Bei einem Koalitionsgipfel am Sonntag wollen die Ampelparteien gleich mehrere Streitpunkte aus dem Weg räumen. Doch die Positionen sind verhärtet.
Er hoffe, “dass wir jetzt in dieser Woche viele Knoten lösen und viele Blockaden überwinden können”. Worauf er dabei anspielt: Für Sonntag hat die Ampel einen Koalitionsausschuss angesetzt, bei dem die Parteien Kompromisse finden wollen. Dort wird es vermutlich um zwei große Streitthemen gehen:
Erstens: Die Verkehrswende
Mit Blick auf die Verkehrsstrategie gehen die Meinungen vor allem bei FDP und Grünen auseinander.
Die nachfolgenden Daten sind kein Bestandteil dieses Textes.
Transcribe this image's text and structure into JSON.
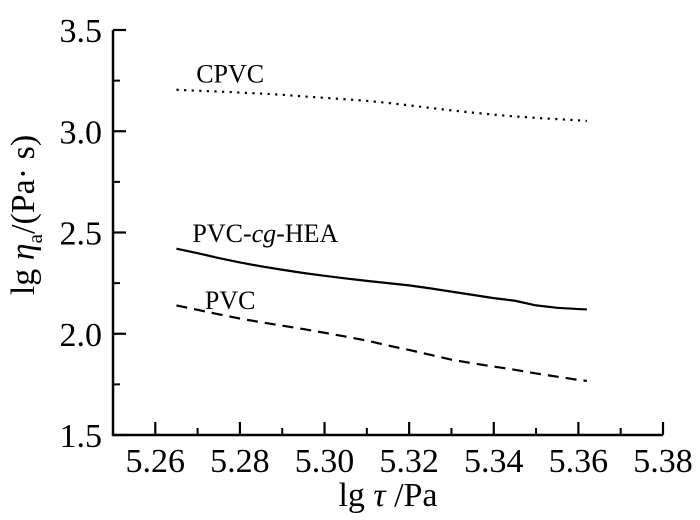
{
  "page": {
    "background": "#ffffff",
    "ink_color": "#000000"
  },
  "chart_data": {
    "type": "line",
    "title": "",
    "xlabel": "lg τ /Pa",
    "xlabel_parts": [
      {
        "t": "lg "
      },
      {
        "t": "τ",
        "italic": true
      },
      {
        "t": " /Pa"
      }
    ],
    "ylabel": "lg η_a /(Pa·s)",
    "ylabel_parts": [
      {
        "t": "lg "
      },
      {
        "t": "η",
        "italic": true
      },
      {
        "t": "a",
        "sub": true
      },
      {
        "t": "/(Pa· s)"
      }
    ],
    "xlim": [
      5.25,
      5.38
    ],
    "ylim": [
      1.5,
      3.5
    ],
    "grid": false,
    "legend_position": "inline-labels",
    "x_ticks": {
      "values": [
        5.26,
        5.28,
        5.3,
        5.32,
        5.34,
        5.36,
        5.38
      ],
      "labels": [
        "5.26",
        "5.28",
        "5.30",
        "5.32",
        "5.34",
        "5.36",
        "5.38"
      ],
      "minor_step": 0.01
    },
    "y_ticks": {
      "values": [
        1.5,
        2.0,
        2.5,
        3.0,
        3.5
      ],
      "labels": [
        "1.5",
        "2.0",
        "2.5",
        "3.0",
        "3.5"
      ],
      "minor_step": 0.25
    },
    "series": [
      {
        "name": "CPVC",
        "line_style": "dotted",
        "label_parts": [
          {
            "t": "CPVC"
          }
        ],
        "label_anchor": {
          "x": 5.2777,
          "y": 3.285
        },
        "x": [
          5.265,
          5.27,
          5.275,
          5.28,
          5.285,
          5.29,
          5.295,
          5.3,
          5.305,
          5.31,
          5.315,
          5.32,
          5.325,
          5.33,
          5.335,
          5.34,
          5.345,
          5.35,
          5.355,
          5.36,
          5.362
        ],
        "y": [
          3.205,
          3.2,
          3.196,
          3.191,
          3.186,
          3.18,
          3.172,
          3.165,
          3.158,
          3.15,
          3.14,
          3.128,
          3.115,
          3.103,
          3.092,
          3.082,
          3.073,
          3.066,
          3.06,
          3.054,
          3.051
        ]
      },
      {
        "name": "PVC-cg-HEA",
        "line_style": "solid",
        "label_parts": [
          {
            "t": "PVC-"
          },
          {
            "t": "cg",
            "italic": true
          },
          {
            "t": "-HEA"
          }
        ],
        "label_anchor": {
          "x": 5.286,
          "y": 2.497
        },
        "x": [
          5.265,
          5.27,
          5.275,
          5.28,
          5.285,
          5.29,
          5.295,
          5.3,
          5.305,
          5.31,
          5.315,
          5.32,
          5.325,
          5.33,
          5.335,
          5.34,
          5.345,
          5.35,
          5.355,
          5.36,
          5.362
        ],
        "y": [
          2.42,
          2.398,
          2.374,
          2.352,
          2.333,
          2.316,
          2.3,
          2.286,
          2.273,
          2.261,
          2.25,
          2.239,
          2.224,
          2.208,
          2.192,
          2.176,
          2.163,
          2.14,
          2.128,
          2.122,
          2.12
        ]
      },
      {
        "name": "PVC",
        "line_style": "dashed",
        "label_parts": [
          {
            "t": "PVC"
          }
        ],
        "label_anchor": {
          "x": 5.2777,
          "y": 2.167
        },
        "x": [
          5.265,
          5.27,
          5.275,
          5.28,
          5.285,
          5.29,
          5.295,
          5.3,
          5.305,
          5.31,
          5.315,
          5.32,
          5.325,
          5.33,
          5.335,
          5.34,
          5.345,
          5.35,
          5.355,
          5.36,
          5.362
        ],
        "y": [
          2.14,
          2.118,
          2.096,
          2.075,
          2.057,
          2.04,
          2.023,
          2.005,
          1.986,
          1.966,
          1.942,
          1.92,
          1.896,
          1.872,
          1.854,
          1.838,
          1.822,
          1.804,
          1.788,
          1.772,
          1.767
        ]
      }
    ]
  }
}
Generell sieht der Bundesverkehrswegeplan 2030 vor, das sogenannte Gesamtnetz mit 270 Milliarden Euro zu stärken. Konkret heißt das: Mit dem Geld will die Regierung dafür sorgen, dass es weniger Staus auf den Bundesfernstraßen, mehr Kapazität im Personen- und Güterverkehr auf den Schienen und wirtschaftlichere Transportmöglichkeiten auf den Wasserstraßen des Bundes gibt.
Das Problem: “Beim beschleunigten Ausbau konkurrieren Schiene und Straße um ein und dieselben Fachkräfte”, sagt etwa Dirk Flege, Chef der Allianz pro Schiene. Wo der Bedarf nun am größten ist, sorgt für Diskussionen.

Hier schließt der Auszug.